@Mopar, the area that's milled out is the same dimension as the CPU die, I guess to take account for thermal paste to take up the rest, it makes it easier for automation during assembly.Well, at the risk of repeating myself, it seems to me to be a failure of execution and not design.
Also, looking at the way the 2020 heatsinks have been step-milled, I wonder if the original heatsinks delivered to Apple were not milled that way, and were in fact meant to sit closer to the CPU/GPU cluster with minimal thermal paste – which is effectively what you guys are doing by shimming (replacing copper that was taken out during the milling process). Maybe Apple made the decision late in the day to step-mill the heatsinks for extra clearance because when they tested them on the production line they discovered there wasn't enough tolerance. Prototypes are usually built to finer tolerances than production models.
I'm only guessing, and maybe I'm wrong, but isn't the step in the heatsinks roughly the same thickness as the shims you guys are using? Something to think about.

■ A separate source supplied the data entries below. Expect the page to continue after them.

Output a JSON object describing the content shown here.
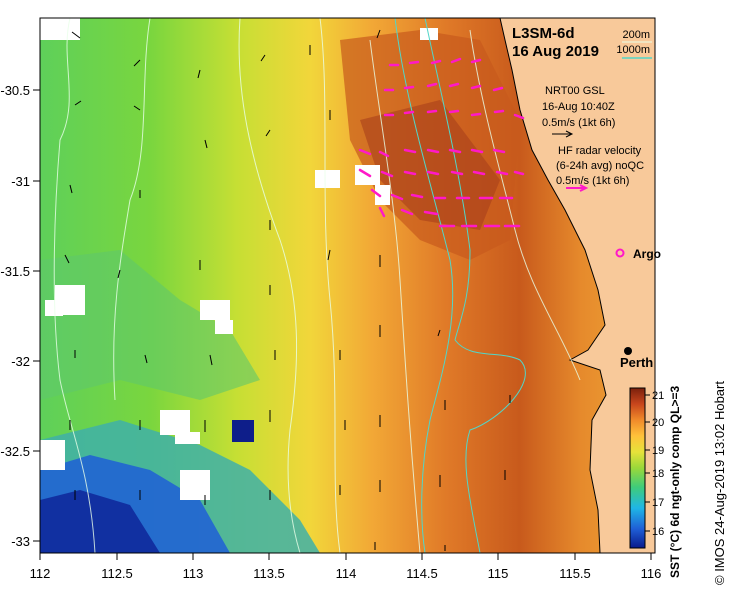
{
  "product": "L3SM-6d",
  "date": "16 Aug 2019",
  "depth_legend": {
    "line1": "200m",
    "line2": "1000m"
  },
  "wind": {
    "title": "NRT00 GSL",
    "time": "16-Aug 10:40Z",
    "scale": "0.5m/s (1kt 6h)"
  },
  "radar": {
    "line1": "HF radar velocity",
    "line2": "(6-24h avg) noQC",
    "scale": "0.5m/s (1kt 6h)"
  },
  "argo_label": "Argo",
  "city_label": "Perth",
  "colorbar": {
    "title": "SST (°C) 6d ngt-only comp QL>=3",
    "ticks": [
      "16",
      "17",
      "18",
      "19",
      "20",
      "21"
    ],
    "colors": [
      "#0a1a8c",
      "#1f5fd6",
      "#1fb6e6",
      "#5fd06a",
      "#c8e23a",
      "#ffe24a",
      "#ffb23a",
      "#f07a2a",
      "#c8461c",
      "#8a2a10"
    ]
  },
  "axes": {
    "x_ticks": [
      "112",
      "112.5",
      "113",
      "113.5",
      "114",
      "114.5",
      "115",
      "115.5",
      "116"
    ],
    "y_ticks": [
      "-30.5",
      "-31",
      "-31.5",
      "-32",
      "-32.5",
      "-33"
    ]
  },
  "credit": "© IMOS 24-Aug-2019 13:02 Hobart",
  "colors": {
    "land": "#f8c99a",
    "isobath_200": "#e8ffe8",
    "isobath_1000": "#52d6c8",
    "radar_arrows": "#ff19c8",
    "wind_arrows": "#000000"
  }
}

For some/many I'm sure the machine may operate within expected tolerances, some have no issues with heat, good for them, I guess tolerances are in their favour. For those who have a machine which doesn't perform well feel a little miffed at spending £1000 + on a device that run out of steam doing some real basic tasks such as video conferencing with fans spinning at 8000rpm for short Teams/Zoom call or watching online videos, that's not too much too ask. We're not asking for pro power, nor are we pro users or suggesting the device is used for such.
If you look at the very early threads you'll see @srkirt who used an ocean of thermal paste on his 2019 to fill the void in early tests on the 1st gen Retina model before moving to shim it out. Apple has a track record of poor thermal transfer which is widely documented over numerous devices and thermal paste replacement often help.
There are some good machines so I agree the design does work, however there are plenty which don't operate in the same manner, if there is no consistency in manufacture then I see this as a design or QA issue and not execution in the manufacturing process.